Hand-planing gives surfaces a special matt sheen. Its slightly wavy texture is barely noticeable to the naked eye, but tangible as a subtle organic irregularity to the touch. Compared to an ostensibly perfect and smooth sanded board, hand-planing gives wood a uniquely personal touch.
The conical laying pattern and the mixed le-ngths and widths of the boards reveal how Fink’s cut follows the growth of a spruce or a fir. To evaluate which boards fit together and what a floor or ceiling will ultimately look like, you need a good sense of imagination, and intuition for branch patterns and proportions. Fink already begins this thought process in the forest, when the tree is still standing. Before harvest, he documents the tree’s possible application in a tree protocol. During harvesting, when the tree rings come to light, he confirms and specifies the desired assortment (panelling, walls, ceilings, belt floor, wide floor boarding, timber) as he marks the trees.

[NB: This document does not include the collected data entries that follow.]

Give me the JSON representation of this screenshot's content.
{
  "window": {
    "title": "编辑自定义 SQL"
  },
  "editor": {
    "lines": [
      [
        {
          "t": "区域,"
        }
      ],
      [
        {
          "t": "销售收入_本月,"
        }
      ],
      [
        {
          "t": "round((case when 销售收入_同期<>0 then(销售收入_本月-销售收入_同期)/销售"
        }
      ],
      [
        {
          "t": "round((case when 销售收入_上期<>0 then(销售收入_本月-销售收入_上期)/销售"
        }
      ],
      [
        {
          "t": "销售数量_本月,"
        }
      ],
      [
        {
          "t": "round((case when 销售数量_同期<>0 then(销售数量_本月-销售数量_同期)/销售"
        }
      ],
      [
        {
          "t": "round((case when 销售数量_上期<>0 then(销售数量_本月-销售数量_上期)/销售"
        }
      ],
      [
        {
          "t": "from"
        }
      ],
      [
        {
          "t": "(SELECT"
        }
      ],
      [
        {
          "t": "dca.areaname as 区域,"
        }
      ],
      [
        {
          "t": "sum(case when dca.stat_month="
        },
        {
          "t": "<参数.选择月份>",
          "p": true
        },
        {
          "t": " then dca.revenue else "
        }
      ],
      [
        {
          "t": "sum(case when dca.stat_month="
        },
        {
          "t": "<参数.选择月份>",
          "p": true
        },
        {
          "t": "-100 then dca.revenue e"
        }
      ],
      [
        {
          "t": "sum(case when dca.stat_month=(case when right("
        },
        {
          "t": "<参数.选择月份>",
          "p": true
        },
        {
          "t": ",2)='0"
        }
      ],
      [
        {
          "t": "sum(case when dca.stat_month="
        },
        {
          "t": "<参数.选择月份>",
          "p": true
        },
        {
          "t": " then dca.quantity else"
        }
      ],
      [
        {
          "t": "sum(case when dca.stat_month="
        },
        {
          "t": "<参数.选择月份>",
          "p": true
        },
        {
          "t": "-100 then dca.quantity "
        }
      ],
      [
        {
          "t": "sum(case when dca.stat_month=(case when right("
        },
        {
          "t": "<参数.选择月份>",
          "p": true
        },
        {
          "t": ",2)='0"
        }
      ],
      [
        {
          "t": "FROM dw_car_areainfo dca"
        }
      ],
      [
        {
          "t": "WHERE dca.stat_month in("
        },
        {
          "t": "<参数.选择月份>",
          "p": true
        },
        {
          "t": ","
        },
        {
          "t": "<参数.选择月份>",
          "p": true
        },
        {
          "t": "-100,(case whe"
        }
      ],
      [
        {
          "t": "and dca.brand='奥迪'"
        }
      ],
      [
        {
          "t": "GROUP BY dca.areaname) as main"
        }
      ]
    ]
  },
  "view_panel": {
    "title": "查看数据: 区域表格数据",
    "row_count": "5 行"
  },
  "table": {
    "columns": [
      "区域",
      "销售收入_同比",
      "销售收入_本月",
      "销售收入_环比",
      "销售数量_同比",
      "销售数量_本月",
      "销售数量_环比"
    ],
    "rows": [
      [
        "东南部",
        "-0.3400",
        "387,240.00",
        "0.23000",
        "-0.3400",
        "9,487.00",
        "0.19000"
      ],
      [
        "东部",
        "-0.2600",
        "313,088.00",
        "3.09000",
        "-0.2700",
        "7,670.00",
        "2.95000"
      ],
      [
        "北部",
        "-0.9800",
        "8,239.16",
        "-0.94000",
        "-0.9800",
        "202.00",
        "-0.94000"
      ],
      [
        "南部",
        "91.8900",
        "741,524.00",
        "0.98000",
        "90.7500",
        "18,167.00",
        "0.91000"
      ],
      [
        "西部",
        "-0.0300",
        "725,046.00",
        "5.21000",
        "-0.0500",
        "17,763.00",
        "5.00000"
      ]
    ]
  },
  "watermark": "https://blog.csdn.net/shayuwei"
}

Wooden floors by Holzhandwerk Fink are always laid in dry construction, on wood construction systems that are also made in-house. This practice has many advantages: the floor is soft, yet durable; there is no waiting for things to dry; cable ducts can be easily formed; there is no need for chemical aids (adhesives, binders) and future dismantling is uncomplicated and already considered during construction.We are in constant physical contact with our floors, walls and ceiling. And yet, customers’ thoughts primarily focus on appearance and styles. If we begin to consider all sensual and atmospheric qualities in the production process, a core element of living can be experienced in a new way.
When it comes to the future of his business Helmut Fink, father of four, keeps an open mind. “If one of them wants to continue, they can. The potential is there; like me, they have heard and seen it all since early childhood,” he says. “That’s what I can give them.” In any case, the floors and walls, taken care of with brush, water and mild soap, will remain with us for generations to come, a testament to Fink’s talent and craft.